Come si vinificava il vino ai tempi dei Romani

Al giorno d’oggi la lavorazione e la produzione del vino sono diventate ormai totalmente meccanizzate e non è quasi più necessario l’intervento dell’uomo.

Sono infatti pochissime le persone che producono questa bevanda seguendo ancora i metodi antichi e tradizionali.

La lavorazione del vino avveniva già moltissimi anni fa; la vite arrivò in Italia per la prima volta in Sicilia circa 2000 anni prima della nascita di Cristo, grazie ai coloni greci.

Come si vinificava il vino ai tempi dei Romani?

Nell’antica Roma la consumazione del vino era limitata solo agli uomini appartenenti alla classi più agiate e di età superiore ai 30 anni; invece le donne non potevano farne uso e rischiavano di subire severe punizioni nel caso in cui avessero trasgredito la regola.

I Romani avevano imparato dai Greci, dagli Etruschi e dai Cartaginesi le tecniche e i segreti per la lavorazione e la preparazione di un buon vino e, dopo aver conquistato nuovi territori, coltivavano in quei luoghi la vite da vino, affidata alle cure degli schiavi, per produrre buon vino su scala sempre maggiore.

Ai tempi dell’Impero Romano i grappoli d’uva venivano colti a mano o con coltelli appositi e, poi, venivano trasportati nelle cantine. Nell’edificio adibito alla vinificazione si selezionavano gli acini più maturi mentre quelli ancora verdi erano utilizzati in seguito per produrre il vino destinato agli schiavi.

L’uva veniva pigiata da uomini e donne che, con i piedi, schiacciavano tutti i grappoli posti in apposite larghe vasche costruite in muratura e chiamate “calcatoria”.

Terminata la fase della pigiatura, si otteneva il mosto fiore, cioè l’insieme di succo, semi e parte delle bucce dell’uva. Esso veniva pressato con dei torchi a leva prendendo il nome di “mustum tortivum” e poi grossolanamente filtrato attraverso apposite ceste di vimini.
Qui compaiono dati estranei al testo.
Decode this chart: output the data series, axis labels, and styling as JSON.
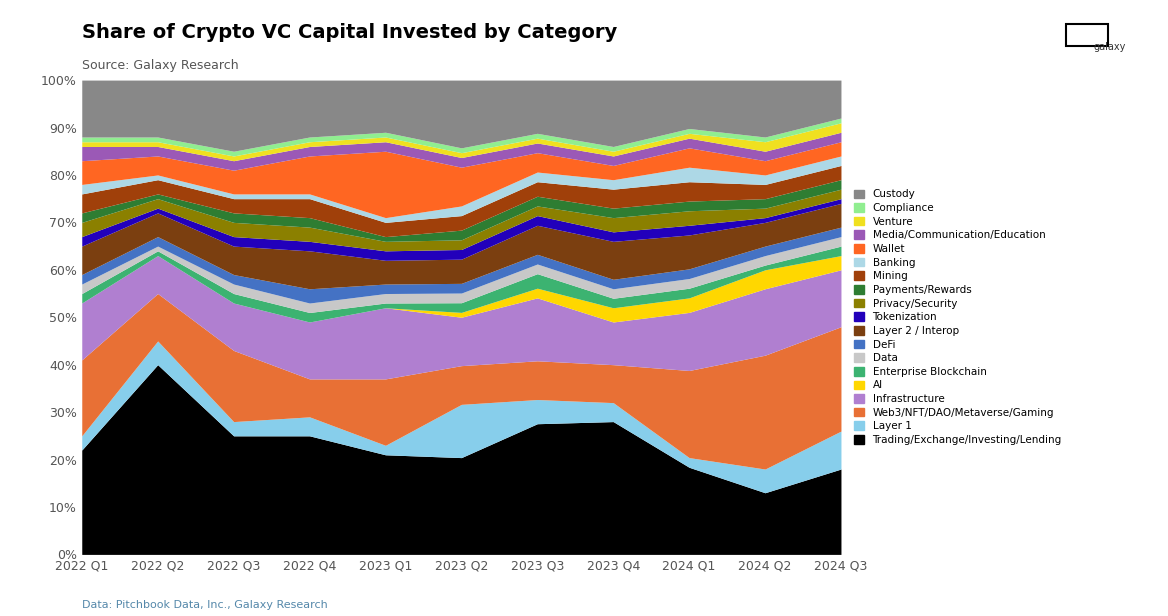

Infine il mosto così filtrato veniva messo a fermentare dentro i “dolia”, recipienti fatti di terracotta, dalla capacità di circa 800 litri. Essi, col tempo, furono usati anche per far invecchiare e trasportare il vino.

Per rendere più limpida la bevanda, i Romani, erano soliti mischiarla con l’albume dell’uovo oppure con il latte di capra.

Una volta terminata la vinificazione si passava alla fase della degustazione, durante la quale i “pregustatores” cioè i degustatori, assaggiavano i diversi vini per poi classificarne e distinguerne i vari tipi.

Nell’antica Roma, infatti, i vini erano diversificati in molti modi differenti: dolce (dulce), morbido (soave), molle (lene), debole (fugens), pieno (firmum), aspro, austero e alcolico.

La bevanda veniva anche venduta dai mercanti e, solitamente, era trasportata da alcune navi che una volta arrivate a destinazione scaricavano le anfore in luoghi appositamente riservati al deposito del vino.

Di solito, i Romani, non bevevano mai vino puro ma preferivano diluirlo con neve, acqua fresca o calda in base alle esigenze di coloro che lo degustavano.

Tra i molti vini consumati dai Romani, ricordiamo il vino piacentino che veniva servito in un’anforetta appositamente dedicata: il gutturnium da cui ha tratto origine, in tempi recenti, il nome del Gutturnio, il più consumato tra i vini della provincia di Piacenza.